I'm looking for an algorithm to create a new column based on values from other columns AND respecting pre-established rules. Here's an example:
artificial data
df = data.frame(
col_1 = c('No','Yes','Yes','Yes','Yes','Yes','No','No','No','Unknown'),
col_2 = c('Yes','Yes','Unknown','Yes','Unknown','No','Unknown','No','Unknown','Unknown'),
col_3 = c('Unknown','Yes','Yes','Unknown','Unknown','No','No','Unknown','Unknown','Unknown')
)
The goal is to create a new_column based on the values of col_1, col_2, and col_3. For that, the rules are:
- If the value 'Yes' is present in any of the columns, the value of the new_column will be 'Yes';
- If the value 'Yes' is not present in any of the columns, but the value 'No' is present, then the value of the new_column will be 'No';
- If the values 'Yes' and 'No' are absent, then the value of new_columns will be 'Unknown'.
I managed to operationalize this using case_when() describing all possible combinations; or ifelse sequential. But these solutions are not scalable to N variables.
Current solution:
library(dplyr)
df_1 <-
df %>%
mutate(
new_column = ifelse(
(col_1 == 'Yes' | col_2 == 'Yes' | col_3 == 'Yes'), 'Yes',
ifelse(
(col_1 == 'Unknown' & col_2 == 'Unknown' & col_3 == 'Unknown'), 'Unknown','No'
)
)
)
I'm looking for some algorithm capable of operationalizing this faster and capable of being expanded to N variables.

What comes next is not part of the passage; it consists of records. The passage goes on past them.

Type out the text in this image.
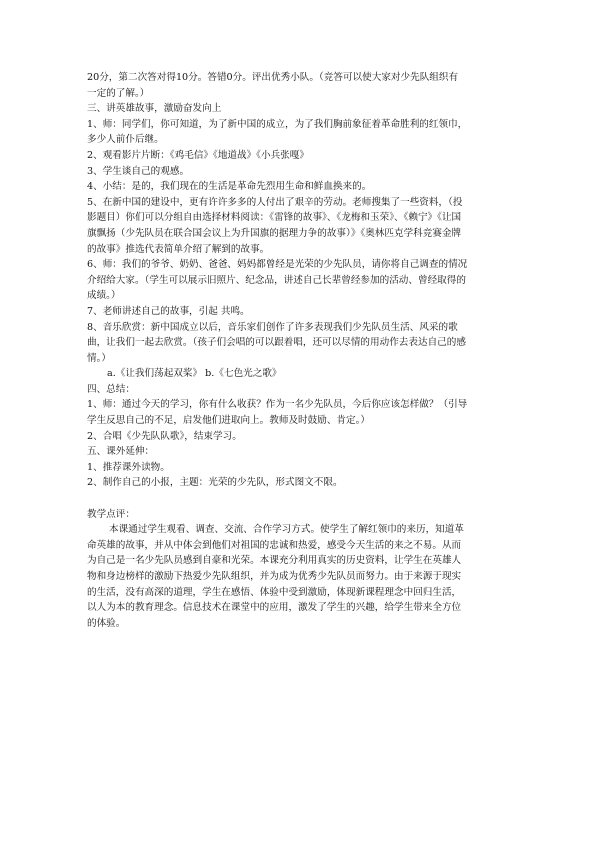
20分，第二次答对得10分。答错0分。评出优秀小队。（竞答可以使大家对少先队组织有
一定的了解。）
三、讲英雄故事，激励奋发向上
1、师：同学们，你可知道，为了新中国的成立，为了我们胸前象征着革命胜利的红领巾，
多少人前仆后继。
2、观看影片片断：《鸡毛信》《地道战》《小兵张嘎》
3、学生谈自己的观感。
4、小结：是的，我们现在的生活是革命先烈用生命和鲜血换来的。
5、在新中国的建设中，更有许许多多的人付出了艰辛的劳动。老师搜集了一些资料，（投
影题目）你们可以分组自由选择材料阅读：《雷锋的故事》、《龙梅和玉荣》、《赖宁》《让国
旗飘扬（少先队员在联合国会议上为升国旗的据理力争的故事）》《奥林匹克学科竞赛金牌
的故事》推选代表简单介绍了解到的故事。
6、师：我们的爷爷、奶奶、爸爸、妈妈都曾经是光荣的少先队员，请你将自己调查的情况
介绍给大家。（学生可以展示旧照片、纪念品，讲述自己长辈曾经参加的活动、曾经取得的
成绩。）
7、老师讲述自己的故事，引起 共鸣。
8、音乐欣赏：新中国成立以后，音乐家们创作了许多表现我们少先队员生活、风采的歌
曲，让我们一起去欣赏。（孩子们会唱的可以跟着唱，还可以尽情的用动作去表达自己的感
情。）
a.《让我们荡起双桨》 b.《七色光之歌》
四、总结：
1、师：通过今天的学习，你有什么收获？作为一名少先队员，今后你应该怎样做？（引导
学生反思自己的不足，启发他们进取向上。教师及时鼓励、肯定。）
2、合唱《少先队队歌》，结束学习。
五、课外延伸：
1、推荐课外读物。
2、制作自己的小报，主题：光荣的少先队，形式图文不限。
教学点评：
本课通过学生观看、调查、交流、合作学习方式。使学生了解红领巾的来历，知道革
命英雄的故事，并从中体会到他们对祖国的忠诚和热爱，感受今天生活的来之不易。从而
为自己是一名少先队员感到自豪和光荣。本课充分利用真实的历史资料，让学生在英雄人
物和身边榜样的激励下热爱少先队组织，并为成为优秀少先队员而努力。由于来源于现实
的生活，没有高深的道理，学生在感悟、体验中受到激励，体现新课程理念中回归生活，
以人为本的教育理念。信息技术在课堂中的应用，激发了学生的兴趣，给学生带来全方位
的体验。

After searching for StackOverflow, I couldn't find a way to my problem (I know there are several posts about creating a new column based on values obtained from different columns, but none). Perhaps the search strategy was not the best. If anyone finds it, please provide the link.
I used R in the code, but the current solution works in Python using np.where. Solutions in R or Python are welcome.